City of Peterborough to convert 7,205 streetlights to LED

The City expects the conversion to Smart technology LED fixtures will reduce annual electricity costs by 54% or by $650,000, reduce maintenance costs by 80% or by $187,000 and reduce its annual electricity consumption for streetlights by 70% or by 3.6 million kilowatt hours.


The City of Peterborough, located 120km east of Toronto, has announced that starting the last week of September, it will begin converting 7,205 streetlights to light emitting diode (LED) streetlight fixtures to reduce energy use, electricity costs and maintenance costs.

In a media release the City estimates that the conversion to Smart technology LED fixtures will reduce annual electricity costs by 54% or by $650,000, reduce maintenance costs by 80% or by $187,000 and reduce the City’s annual electricity consumption for streetlights by 70% or by 3.6 million kilowatt hours.

The $5.2-million project is supported with $683,428 from the Save on Energy program.
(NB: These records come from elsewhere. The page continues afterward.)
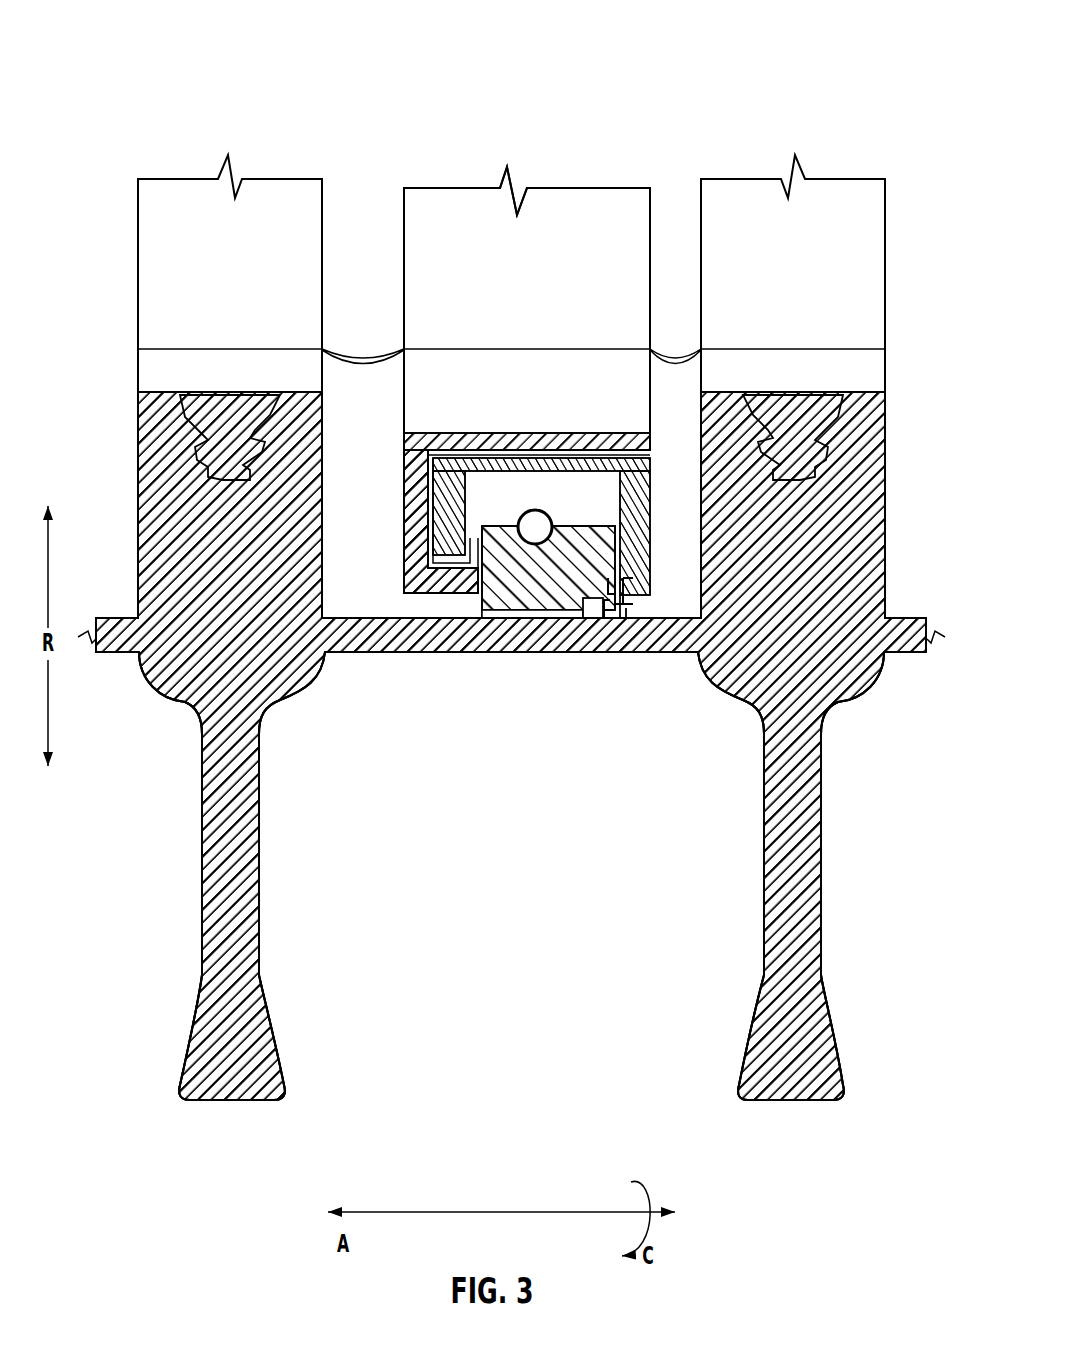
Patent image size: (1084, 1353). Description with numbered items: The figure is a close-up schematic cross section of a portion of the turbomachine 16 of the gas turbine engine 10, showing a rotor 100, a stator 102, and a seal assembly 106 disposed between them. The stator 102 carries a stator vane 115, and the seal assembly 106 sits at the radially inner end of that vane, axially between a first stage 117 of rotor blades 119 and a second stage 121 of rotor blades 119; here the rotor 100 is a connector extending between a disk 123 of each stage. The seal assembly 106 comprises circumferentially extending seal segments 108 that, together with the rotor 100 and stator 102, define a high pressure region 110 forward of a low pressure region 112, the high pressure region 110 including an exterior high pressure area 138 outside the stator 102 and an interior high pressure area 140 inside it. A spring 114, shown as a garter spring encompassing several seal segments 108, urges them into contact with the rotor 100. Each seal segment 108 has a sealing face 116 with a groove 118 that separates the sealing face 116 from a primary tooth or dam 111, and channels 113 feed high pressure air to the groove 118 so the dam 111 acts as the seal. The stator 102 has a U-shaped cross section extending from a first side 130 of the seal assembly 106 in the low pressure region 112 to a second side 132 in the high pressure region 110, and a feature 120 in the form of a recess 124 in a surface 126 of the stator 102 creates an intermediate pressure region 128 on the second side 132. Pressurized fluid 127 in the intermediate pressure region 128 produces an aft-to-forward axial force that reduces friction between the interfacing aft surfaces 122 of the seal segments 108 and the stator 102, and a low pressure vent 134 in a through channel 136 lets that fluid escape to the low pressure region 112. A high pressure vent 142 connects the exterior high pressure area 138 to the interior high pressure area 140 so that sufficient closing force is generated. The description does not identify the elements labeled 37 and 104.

The gas turbine engine 10 is at (902, 64).
The turbomachine 16 is at (938, 116).
The gap between blade platforms 37 is at (365, 207).
The rotor 100 is at (378, 637).
The stator 102 is at (577, 358).
The second surface 104 is at (625, 447).
The seal assembly 106 is at (592, 510).
The seal segments 108 is at (570, 520).
The high pressure region 110 is at (430, 324).
The primary tooth or dam 111 is at (620, 612).
The low pressure region 112 is at (689, 545).
The channels 113 is at (513, 616).
The spring 114 is at (517, 510).
The stator vane 115 is at (618, 198).
The sealing face 116 is at (547, 620).
The first stage of rotor blades 117 is at (176, 152).
The groove 118 is at (593, 620).
The rotor blades 119 is at (155, 270).
The feature 120 is at (468, 570).
The second stage of rotor blades 121 is at (820, 130).
The interfacing aft surfaces 122 is at (628, 602).
The disk 123 is at (165, 537).
The recess 124 is at (404, 601).
The surface of the stator 126 is at (478, 582).
The pressurized fluid 127 is at (430, 518).
The intermediate pressure region 128 is at (475, 555).
The first side of the seal assembly 130 is at (613, 572).
The second side of the seal assembly 132 is at (480, 540).
The low pressure vent 134 is at (603, 445).
The through channel 136 is at (563, 470).
The exterior high pressure area 138 is at (322, 465).
The interior high pressure area 140 is at (585, 486).
The high pressure vent 142 is at (478, 440).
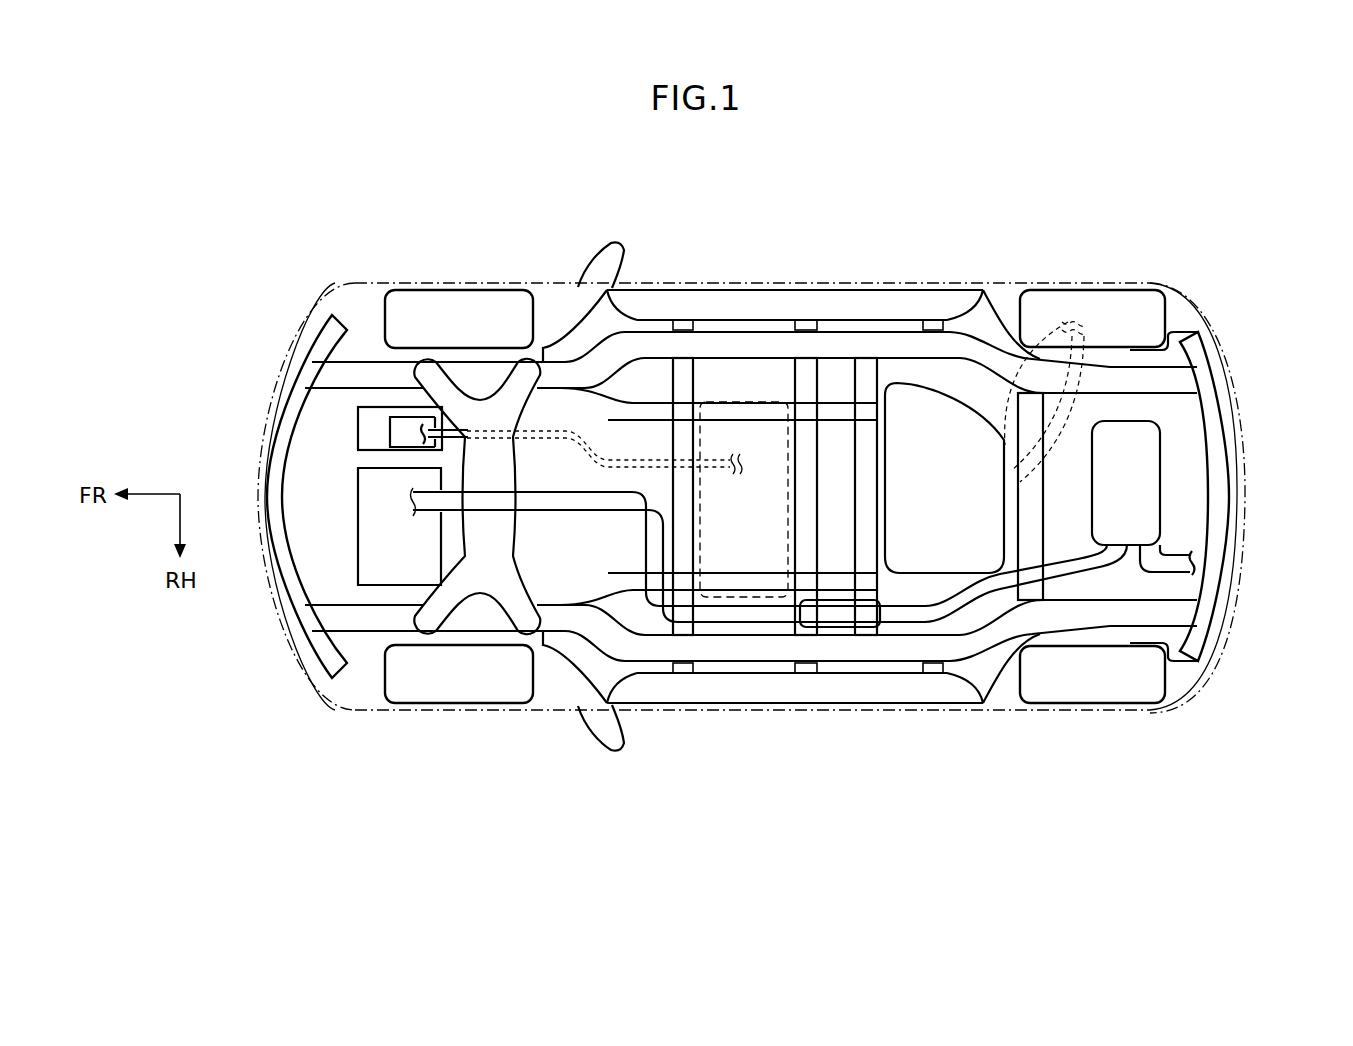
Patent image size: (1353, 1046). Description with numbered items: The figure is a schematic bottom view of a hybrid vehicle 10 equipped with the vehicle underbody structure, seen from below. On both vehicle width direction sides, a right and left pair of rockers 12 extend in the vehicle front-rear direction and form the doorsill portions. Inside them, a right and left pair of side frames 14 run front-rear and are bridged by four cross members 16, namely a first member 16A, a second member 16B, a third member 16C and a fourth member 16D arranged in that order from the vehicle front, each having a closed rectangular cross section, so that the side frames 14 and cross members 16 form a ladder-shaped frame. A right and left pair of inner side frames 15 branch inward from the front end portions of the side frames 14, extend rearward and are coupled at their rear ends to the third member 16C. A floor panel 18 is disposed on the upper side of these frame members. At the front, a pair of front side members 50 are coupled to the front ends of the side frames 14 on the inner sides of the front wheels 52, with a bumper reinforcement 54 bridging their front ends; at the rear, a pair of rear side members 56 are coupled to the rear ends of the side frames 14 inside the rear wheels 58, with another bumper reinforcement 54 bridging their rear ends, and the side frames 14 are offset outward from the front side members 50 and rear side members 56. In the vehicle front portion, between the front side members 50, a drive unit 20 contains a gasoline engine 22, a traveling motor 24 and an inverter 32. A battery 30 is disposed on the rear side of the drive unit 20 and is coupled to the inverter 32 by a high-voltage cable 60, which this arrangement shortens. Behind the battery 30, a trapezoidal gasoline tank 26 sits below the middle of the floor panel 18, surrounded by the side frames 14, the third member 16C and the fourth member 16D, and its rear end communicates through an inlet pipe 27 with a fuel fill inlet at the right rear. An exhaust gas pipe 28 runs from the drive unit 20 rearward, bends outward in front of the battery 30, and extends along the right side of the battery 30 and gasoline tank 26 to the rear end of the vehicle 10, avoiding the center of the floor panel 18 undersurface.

The vehicle 10 is at (347, 750).
The rockers 12 is at (870, 290).
The side frames 14 is at (633, 333).
The inner side frames 15 is at (636, 408).
The cross members 16 is at (770, 187).
The first member 16A is at (683, 380).
The second member 16B is at (808, 383).
The third member 16C is at (868, 380).
The fourth member 16D is at (1025, 412).
The floor panel 18 is at (593, 322).
The drive unit 20 is at (322, 450).
The gasoline engine 22 is at (370, 552).
The traveling motor 24 is at (367, 430).
The gasoline tank 26 is at (1018, 473).
The inlet pipe 27 is at (1147, 281).
The exhaust gas pipe 28 is at (933, 627).
The battery 30 is at (738, 640).
The inverter 32 is at (323, 352).
The front side members 50 is at (388, 372).
The front wheels 52 is at (458, 300).
The bumper reinforcement 54 is at (268, 468).
The rear side members 56 is at (1160, 373).
The rear wheels 58 is at (1100, 290).
The high-voltage cable 60 is at (527, 438).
Based on the projected savings on electricity, maintenance costs and project costs, the City expects to recover the cost of the project through savings in seven years.

“That’s a substantial savings in terms of costs and energy use,” said Bruno Bianco, Infrastructure Planning Manager with the City of Peterborough, in the release.

Touting the smart technology, the City cites the LED streetlight fixtures as energy efficient, virtually maintenance-free, environmentally friendly and last up to four times longer than traditional High Pressure Sodium streetlights. LED lighting is also able to be targeted in a more precise manner than traditional street lighting, reducing glare and lighting only targeted areas.

The conversion project includes a change from a drop glass fixture to a flat glass fixture, which changes how light is distributed on the roadway and associated area. This change helps prevent light from spilling or dispersing onto adjacent spaces where it is not intended to be. The light colour is a cool white (not a daylight).

The Smart technology being added to the lights will automatically inform the City when a light is out or malfunctioning to allow a crew to be dispatched to repair the fixture. The LED streetlight conversion project is expected to be completed by the end of December 2018.